Shortly afterwards, there was an "investigation" into child sexual abuse. Natacha instinctively knew that the "right" answer was no, she had never been touched in a "bad way".
A girl who spoke out was made to stand alone for weeks with a sign around her neck saying, "I am on silence restriction for telling lies. Do not speak to me". It was many years later before Natacha told her parents about the abuse.
When Natacha was 12 they were sent to France, where life improved dramatically. "The French wouldn’t tolerate communes, so we lived in a normal house. We played outside for the first time in our lives."
Berg had died and the cult was falling apart. When Natacha was almost 15, the family were moved to Réunion island near Madagascar, where Natasha’s brothers Marc and Matt, disillusioned, announced that they wanted to leave. Marc left when Natacha was 17, but outsiders found him too intense. Miserable, he sought solace in alcohol and drugs with other former members.
Natacha decided to leave when she was 18. The night she left, Natacha got the devastating news that Marc had been killed in a car accident. Grieving, racked with guilt and anxiety, Natacha, with no money, moved in with an an older man she met called Thomas, whom she calls "my ticket out".
She recalls: "I was fearful of the outside world, and I felt out of place, a weirdo. I didn’t know what a CV was, how to open a bank account."
The couple moved to the South of France, where Natacha met a woman who became her mentor. She recalls, "I’d been around all these dull, subservient women. Manon was glamorous and amazing. Slowly I learned that it was OK to say no."
Natacha left Thomas and came to the UK to live with former cult members in Harrow, Middlesex. She met another man who treated her badly. Natacha says: "With Manon’s words ringing in my ears, in front of all his friends, I said, 'How dare you treat me like this? I am a human being' – words I wished I’d been able to say as a child."
Natasha became depressed and began drinking heavily, once contemplating suicide. "I went to Réunion to be with my family.

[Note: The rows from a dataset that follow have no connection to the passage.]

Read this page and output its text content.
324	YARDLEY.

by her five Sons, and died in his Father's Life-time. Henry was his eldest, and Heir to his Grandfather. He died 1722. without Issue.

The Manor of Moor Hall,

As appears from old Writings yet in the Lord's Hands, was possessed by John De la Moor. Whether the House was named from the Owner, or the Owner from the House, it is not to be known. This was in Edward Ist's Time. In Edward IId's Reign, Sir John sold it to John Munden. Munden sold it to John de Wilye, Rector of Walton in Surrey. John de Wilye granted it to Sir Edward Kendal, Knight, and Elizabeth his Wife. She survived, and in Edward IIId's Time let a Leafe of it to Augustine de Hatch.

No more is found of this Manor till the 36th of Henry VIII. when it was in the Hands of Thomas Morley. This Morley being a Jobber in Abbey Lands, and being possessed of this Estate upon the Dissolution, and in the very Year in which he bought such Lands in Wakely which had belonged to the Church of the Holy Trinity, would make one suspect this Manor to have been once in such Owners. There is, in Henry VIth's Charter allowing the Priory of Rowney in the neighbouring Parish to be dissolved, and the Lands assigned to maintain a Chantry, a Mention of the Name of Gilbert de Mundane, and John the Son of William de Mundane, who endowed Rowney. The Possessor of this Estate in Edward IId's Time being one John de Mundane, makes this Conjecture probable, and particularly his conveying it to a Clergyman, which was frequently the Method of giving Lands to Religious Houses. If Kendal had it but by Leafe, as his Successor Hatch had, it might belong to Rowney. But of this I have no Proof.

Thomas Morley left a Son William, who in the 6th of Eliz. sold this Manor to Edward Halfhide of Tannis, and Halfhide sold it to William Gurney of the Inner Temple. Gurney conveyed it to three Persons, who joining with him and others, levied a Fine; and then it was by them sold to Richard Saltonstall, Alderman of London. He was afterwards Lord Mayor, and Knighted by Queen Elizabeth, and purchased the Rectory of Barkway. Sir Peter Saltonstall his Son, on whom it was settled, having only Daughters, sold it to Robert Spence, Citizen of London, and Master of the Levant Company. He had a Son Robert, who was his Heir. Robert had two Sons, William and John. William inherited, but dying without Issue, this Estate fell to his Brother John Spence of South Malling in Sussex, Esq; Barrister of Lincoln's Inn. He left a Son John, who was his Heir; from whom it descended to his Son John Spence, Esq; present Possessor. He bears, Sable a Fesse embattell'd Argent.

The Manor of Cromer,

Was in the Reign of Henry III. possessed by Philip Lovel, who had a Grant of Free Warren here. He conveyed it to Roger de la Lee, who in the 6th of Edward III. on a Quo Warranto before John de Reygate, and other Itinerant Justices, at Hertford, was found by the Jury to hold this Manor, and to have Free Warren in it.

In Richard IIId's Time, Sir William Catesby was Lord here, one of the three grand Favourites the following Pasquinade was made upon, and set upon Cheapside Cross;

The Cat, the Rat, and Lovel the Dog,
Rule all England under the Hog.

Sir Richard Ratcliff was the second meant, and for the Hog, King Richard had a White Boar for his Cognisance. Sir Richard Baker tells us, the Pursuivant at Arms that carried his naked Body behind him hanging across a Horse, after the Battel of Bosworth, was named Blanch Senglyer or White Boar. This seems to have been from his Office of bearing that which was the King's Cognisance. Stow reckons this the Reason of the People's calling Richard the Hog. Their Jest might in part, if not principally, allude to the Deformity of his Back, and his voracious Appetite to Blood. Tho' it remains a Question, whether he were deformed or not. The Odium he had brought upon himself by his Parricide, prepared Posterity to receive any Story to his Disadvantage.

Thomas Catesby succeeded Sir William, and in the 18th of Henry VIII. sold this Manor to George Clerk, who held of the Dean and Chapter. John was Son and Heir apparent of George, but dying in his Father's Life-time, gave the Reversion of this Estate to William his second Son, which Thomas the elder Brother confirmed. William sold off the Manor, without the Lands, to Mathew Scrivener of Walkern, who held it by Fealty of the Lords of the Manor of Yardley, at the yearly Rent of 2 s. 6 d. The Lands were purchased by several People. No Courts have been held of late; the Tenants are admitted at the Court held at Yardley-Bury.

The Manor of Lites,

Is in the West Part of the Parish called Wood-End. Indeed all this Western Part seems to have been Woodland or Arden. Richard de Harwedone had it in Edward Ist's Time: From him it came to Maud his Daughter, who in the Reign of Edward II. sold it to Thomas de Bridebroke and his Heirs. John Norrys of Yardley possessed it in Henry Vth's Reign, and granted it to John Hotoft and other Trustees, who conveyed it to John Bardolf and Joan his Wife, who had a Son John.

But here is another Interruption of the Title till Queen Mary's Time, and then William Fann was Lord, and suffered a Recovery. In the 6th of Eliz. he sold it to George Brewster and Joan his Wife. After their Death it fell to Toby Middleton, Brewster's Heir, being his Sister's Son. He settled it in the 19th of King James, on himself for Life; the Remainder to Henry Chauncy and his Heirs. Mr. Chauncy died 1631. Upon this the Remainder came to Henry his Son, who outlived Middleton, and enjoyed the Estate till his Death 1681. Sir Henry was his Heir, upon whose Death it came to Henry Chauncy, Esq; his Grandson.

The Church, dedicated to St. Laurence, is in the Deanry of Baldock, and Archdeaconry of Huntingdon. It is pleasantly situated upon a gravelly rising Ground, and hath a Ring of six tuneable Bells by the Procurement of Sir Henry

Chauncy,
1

Everything had relaxed and children were no longer beaten. But I was very angry. I couldn’t see my parents were victims."
Natacha returned to the UK and in 2008 met her husband Kevin, and talked her way into an admin job in human resources. "Kevin said I was the bravest person he’d ever met. I slowly began to believe that I must be strong and resilient to have survived. I discovered who I am, that I have a sense of humour."
Natacha and Kevin married in 2011 and live in Buckinghamshire. She is in contact with all her siblings. Her parents live in France, surviving on benefits and seasonal work.
"The cult exploited their youthful idealism," Natacha says, "robbed them of their happiness and freedom and spat them out in middle age. Cults needs to be on the curriculum so young people are aware of the dangers. Second generation cult members, the innocents, had no control over their fate. My book is for us. It’s time we had our say."